Nella seduta del 31 maggio a un certo punto Clelia Signoriello prende la parola per fatto personale, ma le opposizioni cominciano subito a interrompere fino a che il presidente del consiglio comunale sospende la seduta e quando riprende non fa parlare la Signoriello.

Questo è in pratica ciò che avrebbe voluto dire in quella seduta:

CHI SI DEVE VERGOGNARE?

Per l’ennesima volta siete caduti nel ridicolo.

La vostra democrazia partecipata serve solo a produrre gli inutili manifesti e note stampa che non servono a risolvere i problemi che voi inopportunamente sbandierate ai quattro venti.

Una seria opposizione avrebbe a cuore le sorti di Santa Maria a Vico e dei suoi cittadini, invece voi fra assenze  ingiustificate e non, venite meno al vostro mandato di Consiglieri di minoranza.

La vostra arroganza tenuta nell’ultimo Consiglio Comunale è una offesa per i cittadini, con gravi colpe anche di chi non ha saputo gestire il momento.

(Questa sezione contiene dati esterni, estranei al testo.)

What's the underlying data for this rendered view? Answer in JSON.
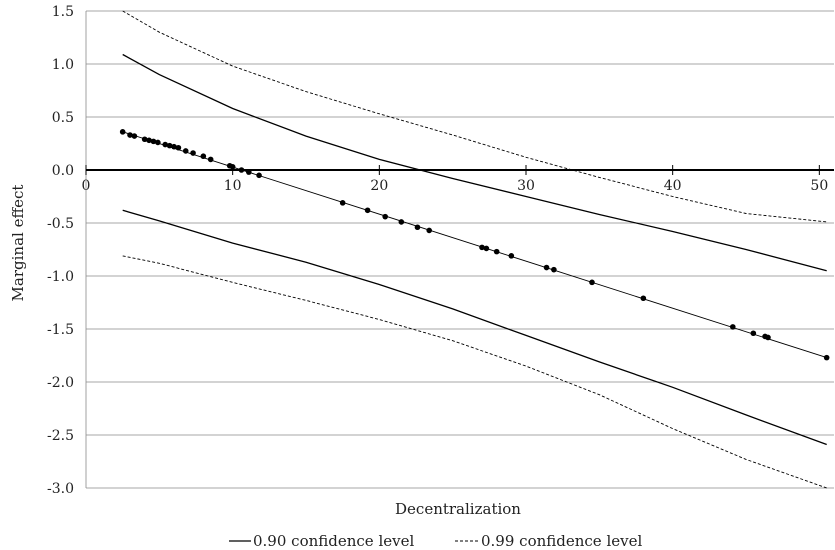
{
  "chart_data": {
    "type": "line",
    "title": "",
    "xlabel": "Decentralization",
    "ylabel": "Marginal effect",
    "xlim": [
      0,
      51
    ],
    "ylim": [
      -3.0,
      1.5
    ],
    "x_ticks": [
      0,
      10,
      20,
      30,
      40,
      50
    ],
    "y_ticks": [
      1.5,
      1.0,
      0.5,
      0.0,
      -0.5,
      -1.0,
      -1.5,
      -2.0,
      -2.5,
      -3.0
    ],
    "x_tick_labels": [
      "0",
      "10",
      "20",
      "30",
      "40",
      "50"
    ],
    "y_tick_labels": [
      "1.5",
      "1.0",
      "0.5",
      "0.0",
      "-0.5",
      "-1.0",
      "-1.5",
      "-2.0",
      "-2.5",
      "-3.0"
    ],
    "grid": "horizontal",
    "legend_position": "bottom",
    "legend": [
      {
        "label": "0.90 confidence level",
        "style": "solid"
      },
      {
        "label": "0.99 confidence level",
        "style": "dashed"
      }
    ],
    "series": [
      {
        "role": "marginal-effect",
        "style": "solid-with-markers",
        "x": [
          2.5,
          50.5
        ],
        "y": [
          0.36,
          -1.77
        ]
      },
      {
        "role": "ci90-upper",
        "style": "solid",
        "x": [
          2.5,
          5,
          10,
          15,
          20,
          25,
          30,
          35,
          40,
          45,
          50.5
        ],
        "y": [
          1.09,
          0.9,
          0.58,
          0.32,
          0.1,
          -0.08,
          -0.25,
          -0.42,
          -0.58,
          -0.75,
          -0.95
        ]
      },
      {
        "role": "ci90-lower",
        "style": "solid",
        "x": [
          2.5,
          5,
          10,
          15,
          20,
          25,
          30,
          35,
          40,
          45,
          50.5
        ],
        "y": [
          -0.38,
          -0.48,
          -0.69,
          -0.87,
          -1.08,
          -1.31,
          -1.56,
          -1.81,
          -2.05,
          -2.31,
          -2.59
        ]
      },
      {
        "role": "ci99-upper",
        "style": "dashed",
        "x": [
          2.5,
          5,
          10,
          15,
          20,
          25,
          30,
          35,
          40,
          45,
          50.5
        ],
        "y": [
          1.5,
          1.3,
          0.98,
          0.74,
          0.53,
          0.33,
          0.12,
          -0.07,
          -0.25,
          -0.41,
          -0.49
        ]
      },
      {
        "role": "ci99-lower",
        "style": "dashed",
        "x": [
          2.5,
          5,
          10,
          15,
          20,
          25,
          30,
          35,
          40,
          45,
          50.5
        ],
        "y": [
          -0.81,
          -0.88,
          -1.06,
          -1.23,
          -1.41,
          -1.61,
          -1.85,
          -2.12,
          -2.44,
          -2.73,
          -3.0
        ]
      }
    ],
    "points": {
      "x": [
        2.5,
        3.0,
        3.3,
        4.0,
        4.3,
        4.6,
        4.9,
        5.4,
        5.7,
        6.0,
        6.3,
        6.8,
        7.3,
        8.0,
        8.5,
        9.8,
        10.0,
        10.6,
        11.1,
        11.8,
        17.5,
        19.2,
        20.4,
        21.5,
        22.6,
        23.4,
        27.0,
        27.3,
        28.0,
        29.0,
        31.4,
        31.9,
        34.5,
        38.0,
        44.1,
        45.5,
        46.3,
        46.5,
        50.5
      ],
      "y": [
        0.36,
        0.33,
        0.32,
        0.29,
        0.28,
        0.27,
        0.26,
        0.24,
        0.23,
        0.22,
        0.21,
        0.18,
        0.16,
        0.13,
        0.1,
        0.04,
        0.03,
        0.0,
        -0.02,
        -0.05,
        -0.31,
        -0.38,
        -0.44,
        -0.49,
        -0.54,
        -0.57,
        -0.73,
        -0.74,
        -0.77,
        -0.81,
        -0.92,
        -0.94,
        -1.06,
        -1.21,
        -1.48,
        -1.54,
        -1.57,
        -1.58,
        -1.77
      ]
    }
  }
}
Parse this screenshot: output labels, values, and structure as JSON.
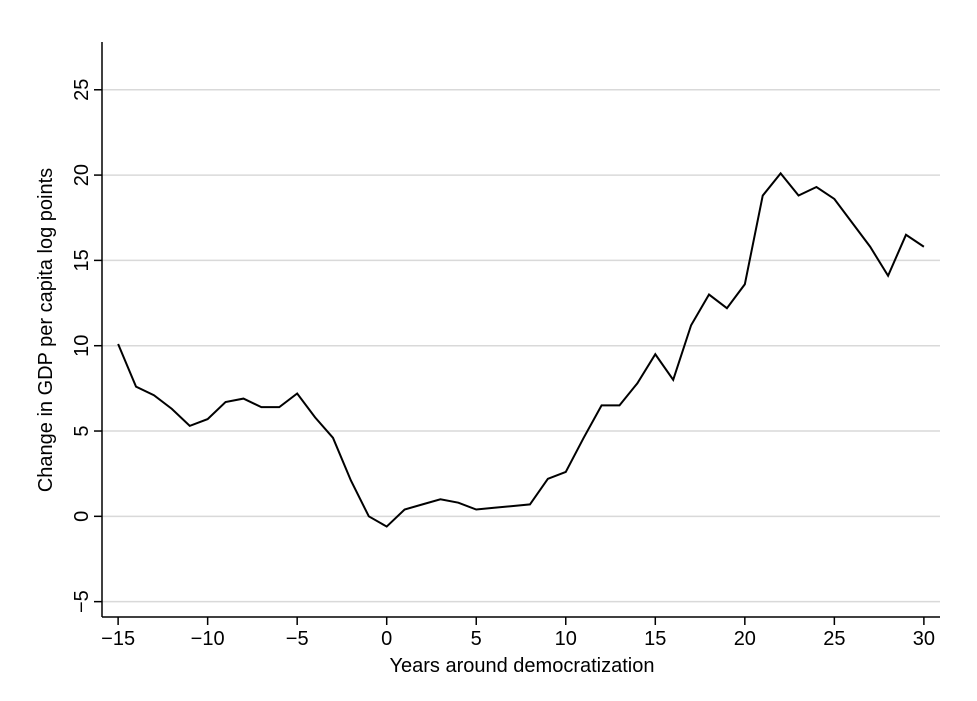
{
  "chart_data": {
    "type": "line",
    "x_label": "Years around democratization",
    "y_label": "Change in GDP per capita log points",
    "x": [
      -15,
      -14,
      -13,
      -12,
      -11,
      -10,
      -9,
      -8,
      -7,
      -6,
      -5,
      -4,
      -3,
      -2,
      -1,
      0,
      1,
      2,
      3,
      4,
      5,
      6,
      7,
      8,
      9,
      10,
      11,
      12,
      13,
      14,
      15,
      16,
      17,
      18,
      19,
      20,
      21,
      22,
      23,
      24,
      25,
      26,
      27,
      28,
      29,
      30
    ],
    "series": [
      {
        "color": "#000000",
        "values": [
          10.1,
          7.6,
          7.1,
          6.3,
          5.3,
          5.7,
          6.7,
          6.9,
          6.4,
          6.4,
          7.2,
          5.8,
          4.6,
          2.1,
          0.0,
          -0.6,
          0.4,
          0.7,
          1.0,
          0.8,
          0.4,
          0.5,
          0.6,
          0.7,
          2.2,
          2.6,
          4.6,
          6.5,
          6.5,
          7.8,
          9.5,
          8.0,
          11.2,
          13.0,
          12.2,
          13.6,
          18.8,
          20.1,
          18.8,
          19.3,
          18.6,
          17.2,
          15.8,
          14.1,
          16.5,
          15.8
        ]
      }
    ],
    "xlim": [
      -15.9,
      30.9
    ],
    "ylim": [
      -5.9,
      27.8
    ],
    "xticks": [
      {
        "value": -15,
        "label": "−15"
      },
      {
        "value": -10,
        "label": "−10"
      },
      {
        "value": -5,
        "label": "−5"
      },
      0,
      5,
      10,
      15,
      20,
      25,
      30
    ],
    "yticks": [
      {
        "value": -5,
        "label": "−5"
      },
      0,
      5,
      10,
      15,
      20,
      25
    ],
    "grid": true
  }
}
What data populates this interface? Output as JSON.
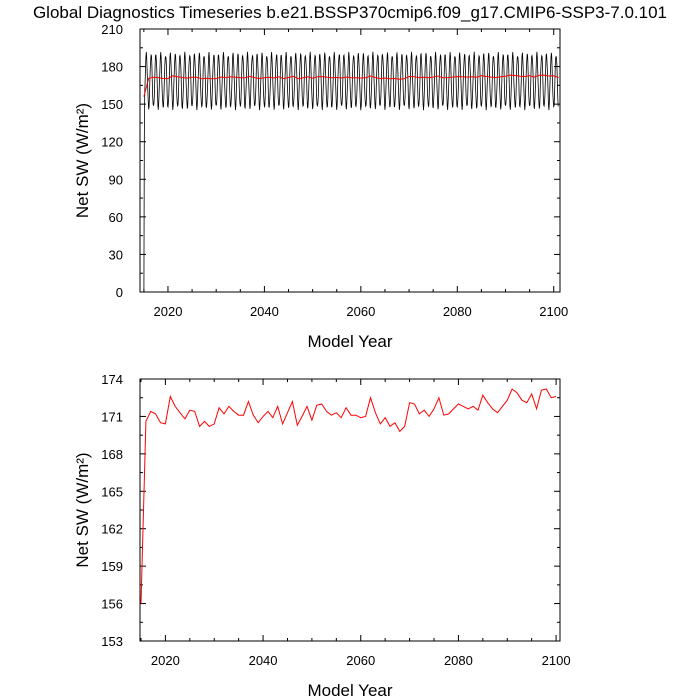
{
  "title": "Global Diagnostics Timeseries b.e21.BSSP370cmip6.f09_g17.CMIP6-SSP3-7.0.101",
  "colors": {
    "monthly": "#000000",
    "annual": "#ff0000",
    "axis": "#000000"
  },
  "chart_data": [
    {
      "type": "line",
      "xlabel": "Model Year",
      "ylabel": "Net SW (W/m²)",
      "xlim": [
        2014.2,
        2101.3
      ],
      "ylim": [
        0,
        210
      ],
      "xticks": [
        2020,
        2040,
        2060,
        2080,
        2100
      ],
      "yticks": [
        0,
        30,
        60,
        90,
        120,
        150,
        180,
        210
      ],
      "grid": false,
      "series": [
        {
          "key": "monthly",
          "description": "monthly mean; starts at 0 in 2015, then seasonal cycle between about 147 and 190",
          "seasonal_min": 147,
          "seasonal_max": 190,
          "start_value": 0
        },
        {
          "key": "annual",
          "description": "annual mean; values as in the lower panel"
        }
      ]
    },
    {
      "type": "line",
      "xlabel": "Model Year",
      "ylabel": "Net SW (W/m²)",
      "xlim": [
        2014.8,
        2100.8
      ],
      "ylim": [
        153,
        174
      ],
      "xticks": [
        2020,
        2040,
        2060,
        2080,
        2100
      ],
      "yticks": [
        153,
        156,
        159,
        162,
        165,
        168,
        171,
        174
      ],
      "grid": false,
      "series": [
        {
          "key": "annual",
          "x": [
            2015,
            2016,
            2017,
            2018,
            2019,
            2020,
            2021,
            2022,
            2023,
            2024,
            2025,
            2026,
            2027,
            2028,
            2029,
            2030,
            2031,
            2032,
            2033,
            2034,
            2035,
            2036,
            2037,
            2038,
            2039,
            2040,
            2041,
            2042,
            2043,
            2044,
            2045,
            2046,
            2047,
            2048,
            2049,
            2050,
            2051,
            2052,
            2053,
            2054,
            2055,
            2056,
            2057,
            2058,
            2059,
            2060,
            2061,
            2062,
            2063,
            2064,
            2065,
            2066,
            2067,
            2068,
            2069,
            2070,
            2071,
            2072,
            2073,
            2074,
            2075,
            2076,
            2077,
            2078,
            2079,
            2080,
            2081,
            2082,
            2083,
            2084,
            2085,
            2086,
            2087,
            2088,
            2089,
            2090,
            2091,
            2092,
            2093,
            2094,
            2095,
            2096,
            2097,
            2098,
            2099,
            2100,
            2101
          ],
          "values": [
            156.0,
            170.6,
            171.4,
            171.2,
            170.5,
            170.4,
            172.6,
            171.8,
            171.3,
            170.8,
            171.5,
            171.4,
            170.2,
            170.6,
            170.2,
            170.4,
            171.7,
            171.2,
            171.8,
            171.4,
            171.1,
            171.1,
            172.2,
            171.1,
            170.5,
            171.0,
            171.4,
            170.9,
            171.8,
            170.4,
            171.3,
            172.2,
            170.3,
            171.0,
            171.8,
            170.7,
            171.9,
            172.0,
            171.4,
            171.1,
            171.3,
            170.9,
            171.7,
            171.1,
            171.1,
            170.9,
            171.0,
            172.5,
            171.3,
            170.4,
            170.9,
            170.2,
            170.5,
            169.8,
            170.2,
            172.1,
            172.0,
            171.2,
            171.5,
            171.0,
            171.6,
            172.5,
            171.1,
            171.2,
            171.6,
            172.0,
            171.8,
            171.6,
            171.8,
            171.5,
            172.7,
            172.1,
            171.6,
            171.3,
            171.8,
            172.3,
            173.2,
            172.9,
            172.3,
            172.1,
            172.8,
            171.6,
            173.1,
            173.2,
            172.5,
            172.6,
            171.2
          ]
        }
      ]
    }
  ]
}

Il mio non è un grido in quanto donna ma di chi, da regolamento del Consiglio Comunale, aveva la facoltà di difendersi da accuse rivolte nei miei confronti.  

In merito alla vostra sceneggiata napoletana che avete fatto sulla mia persona, cari consiglieri del gruppo Città di idee, vi consiglio di riflettere sul vostro passato politico così potreste dare un’altra definizione al mio “salto della quaglia”, dato che in quanto a salti siete stati dei campioni.

Devo ricordarvi che la mia presenza nelle file della maggioranza è la naturale conseguenza del vostro modus operandi e profonderò tutte le mie competenze e capacità per la mia Città e per i miei cittadini.

Ora veniamo alle affermazioni pretestuose fatte dal consigliere del Movimento 5 Stelle nei miei confronti: nell’ultimo Consiglio Comunale è stato gravato (da i suoi colleghi di minoranza) di ulteriori due Commissioni per cui le ricordo che l’attività politica si fa presenziando (negli ultimi due Consigli Comunali non è stato presente) e non su confusionali post fatti sui social.

A questo punto mi faccio una domanda: viste le tante assenze, Consigliere Piscitelli, ora da chi si farà sostituire in qualche Commissione? Forse dal primo non eletto della sua lista?

Temo che Lei sia più interessato a seguire da spettatore le vicende amministrative dei comuni limitrofi piuttosto che dei cittadini che l’hanno eletto.

Ritornando al gruppo Città di idee mi voglio complimentare con il nuovo Capogruppo: Carissimo mi auguro che il suo mentore Le abbia spiegato che in democrazia il ruolo ora da Lei ricoperto viene assegnato al primo eletto del gruppo, di conseguenza dovrebbe essere felice della mia fuoriuscita e ringraziarmi. Nella vita i primi restano i primi ed i secondi restano i secondi.

Quando Lei vuole, in qualità di Capogruppo, può spiegare alla cittadinanza di cosa mi dovrei vergognare: di aver falsificato un documento? Di aver escluso chi di dovere dalle assegnazioni delle Commissioni? Di aver pubblicamente calunniato attraverso i social una collega?

Le consiglio di utilizzare il suo tempo per studiare i regolamenti dello Statuto Comunale così da evitare inutili perdite di tempo.

Dulcis in fundo…caro Capogruppo di se stesso (FDI) si decida finalmente per una buona volta a far seguire la sua proposta politica anche ai dirigenti del suo partito, visto che per ben due volte è stato tacciato di confondere il suo ruolo di Consigliere con quello di iscritto. Da grande Pinocchio dimentica il suo corteggiamento politico nei miei confronti (davanti ad un caffè, con la vista di una magnifica piscina ubicata in una splendida villa), preferendo poi altri lidi per una misera commissione sicurezza, tradendo la mia vocazione politica già dimostrata nel lontano 2001 candidandomi in quota Alleanza Nazionale al Comune di Santa Maria a Vico. Dalle sue pretestuose minacce nell’ultimo Consiglio Comunale sarei curiosa di sapere: Lei cosa nasconde?

Consiglieri di minoranza chiedete a chi mi ha definito “Cavallo di Troia” se nella mia vita ho mai avuto scheletri nell’armadio. Ho nulla di cui vergognarmi semmai siete voi che non conoscete il rispetto sia delle Istituzioni che di una donna che le rappresenta!

In conclusione con il presente termina il mio ruolo da Consigliere di minoranza e inizia quello di maggioranza per cui non seguiranno più repliche a provocazioni o accuse futili e infondate. Risponderò con l’impegno e il lavoro verso la cittadinanza di Santa Maria a Vico laddove mi sarà permesso.